Martha Wells
City of Bones
Tor Books 1995

In a titanic catastrophe, the rocks melted and started rising, destroying the fertile earth and leaving a few cities on the fringe of the Waste. Among these Fringe Cities, Charisat is the biggest and most important, because it controls the trade routes over the Waste, to the coast cities where it is still possible to cultivate the land. Charisat - an enormous tower, where how high up in the city you live show how high up in society you are. On the First Tier lives the Elector, ruler of the empire, and the Warders. On the Eighth Tier lives the lowest of low, those who at any time might be chased out in the Waste to become pirates, or eaten by pirates.

Khat is one of Charisat's many relic dealers - making his living out of finding and valuating things from before the Waste rose. If he hadn't been a krismen - member of a race created by Ancient Mages to survive living in the Waste - he would probably be a scholar at the Academia, but now he isn't even allowed to trade relics, just to "deal" with them. This means living a struggling life on the Sixth Tier together with a couple of families, among them Sagai's.

Sagai is a poor scholar from the free city of Kenniliar, the only Fringe City not dominated by Charisat. To become a member of his home city's Scholar's Guild, he needs money - and Charisat is the best place to get it. Driven by their passion for history and need of money, Sagai and Khat search for relics, when Khat gets an offer he cannot refuse.

Elen is a Warder, a sorcerer sworn to protect the Elector. Unfortunately, she is not a very good one. Now she needs to get out to a Remnant, a strange building out in the Waste. And she wants Khat to show her the way. Khat agrees to, knowing that he probably will not survive, but also that he would be killed even faster turning down the offer of a Patrician. Together, they get involved in a mess involving bad guys, mad guys and connections to the very top of the class pyramide of Charisat.

Fast-paced, spiced with sarcastic one-liners from Khat, it would be great as a movie, but it's excellent as a book, too. The action doesn't stop it from having a serious message, about the disastrous effects of greed for power and knowledge, but basically it is a novel about finding the history, saving the world - or destroying it.

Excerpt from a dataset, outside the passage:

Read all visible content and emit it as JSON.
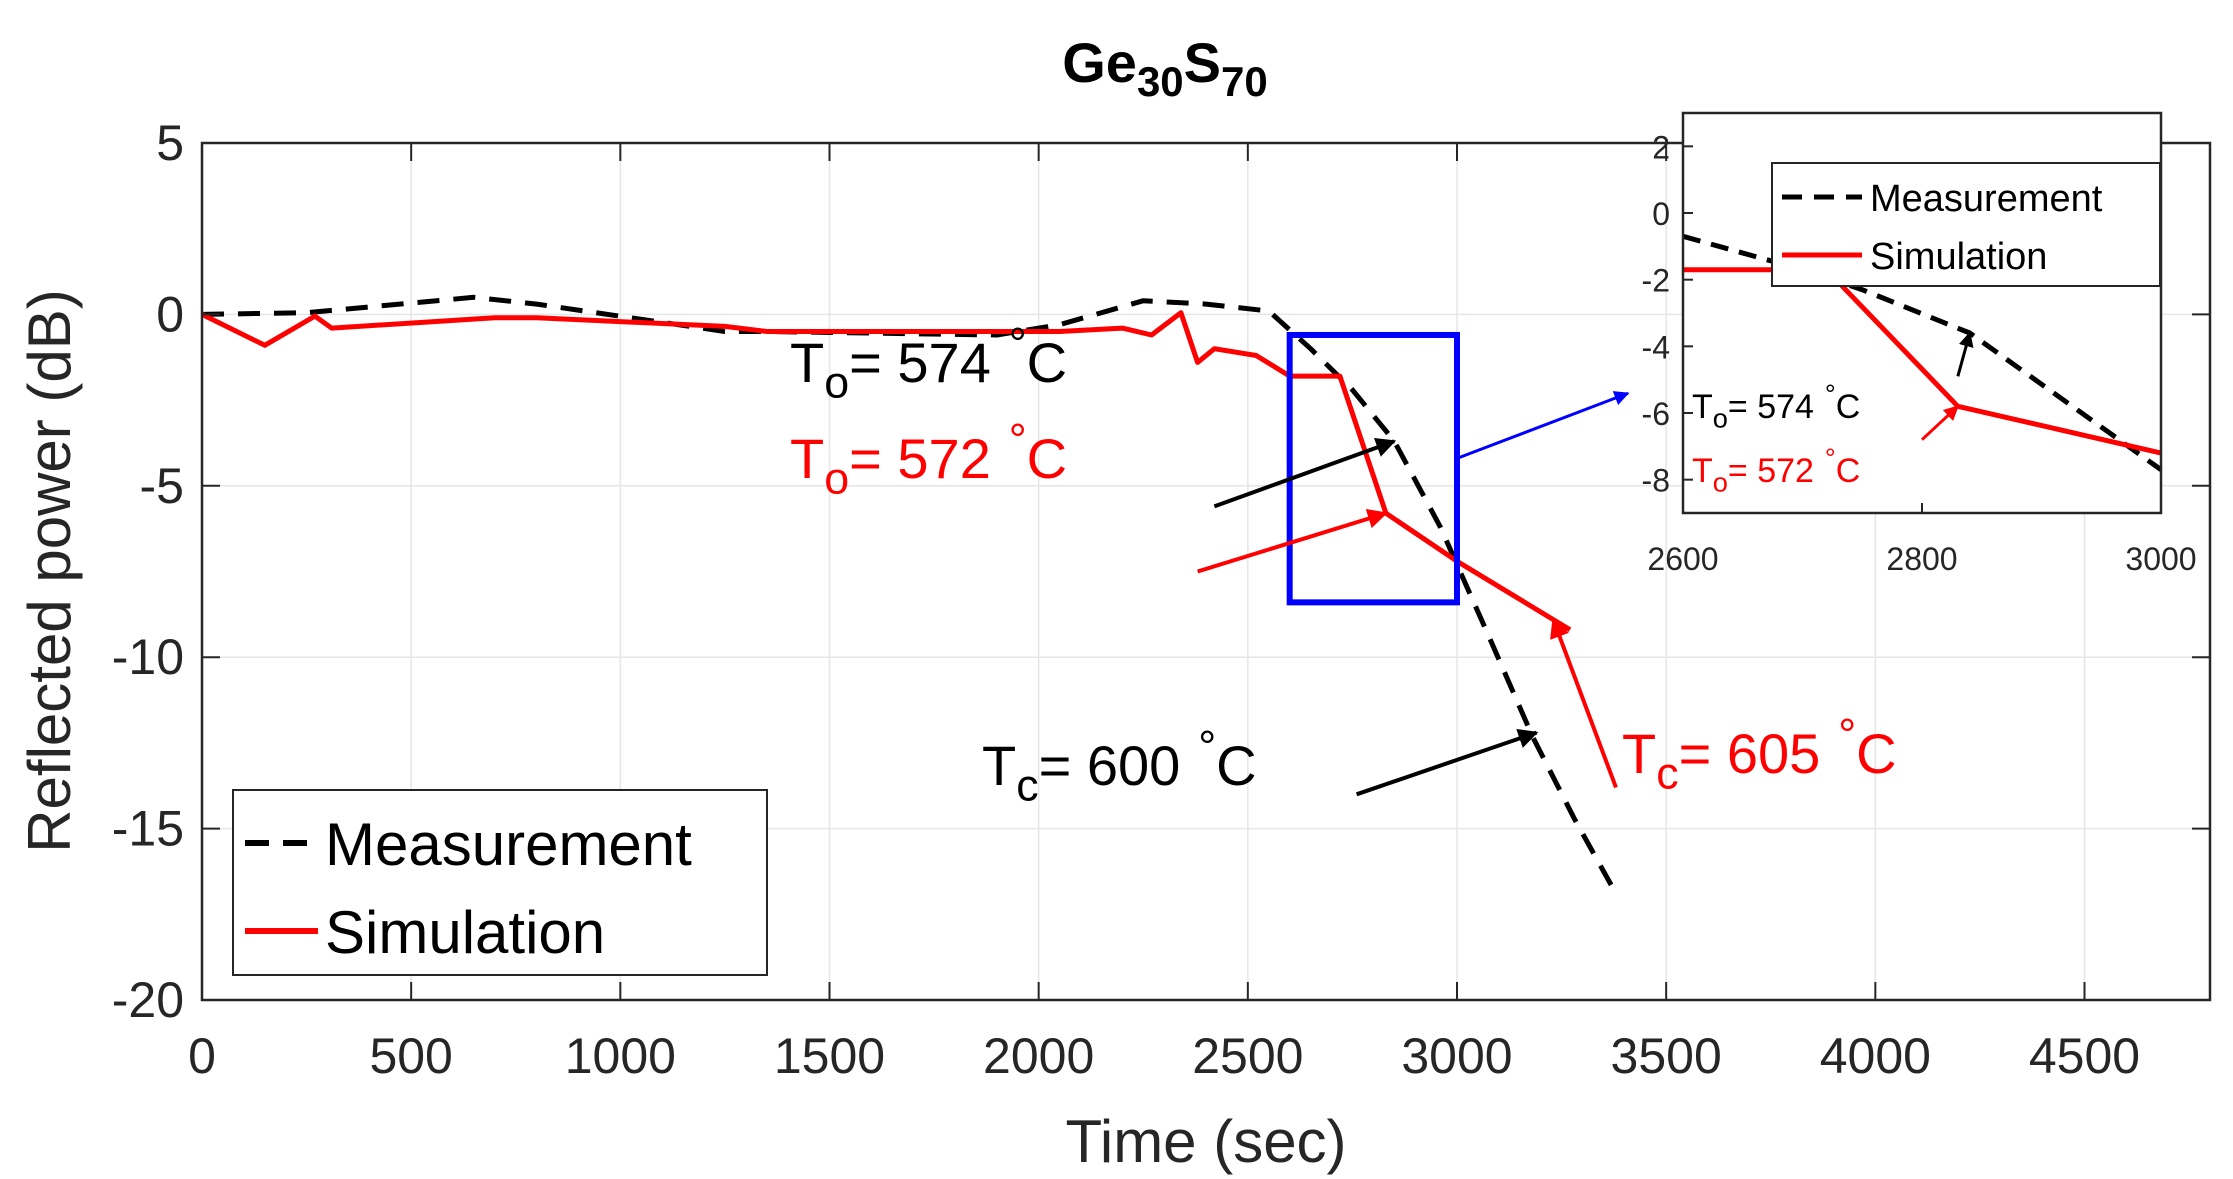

It is set in an interesting world, inspired by the ancient Mesopotamian city states. Inspired, but not at all copied. It is a world where steam wagons, railways and even air guns fit in nicely, together with different magical devices and abilities and a quite believable (and colourfully described) city society. Where the scholars can be heroes. And where the prose is modern American English without feeling anachronistic - which in my opinion is quite an achievement. All in all, it is a great book which you won't put down unless you absolutely have to eat or sleep or work.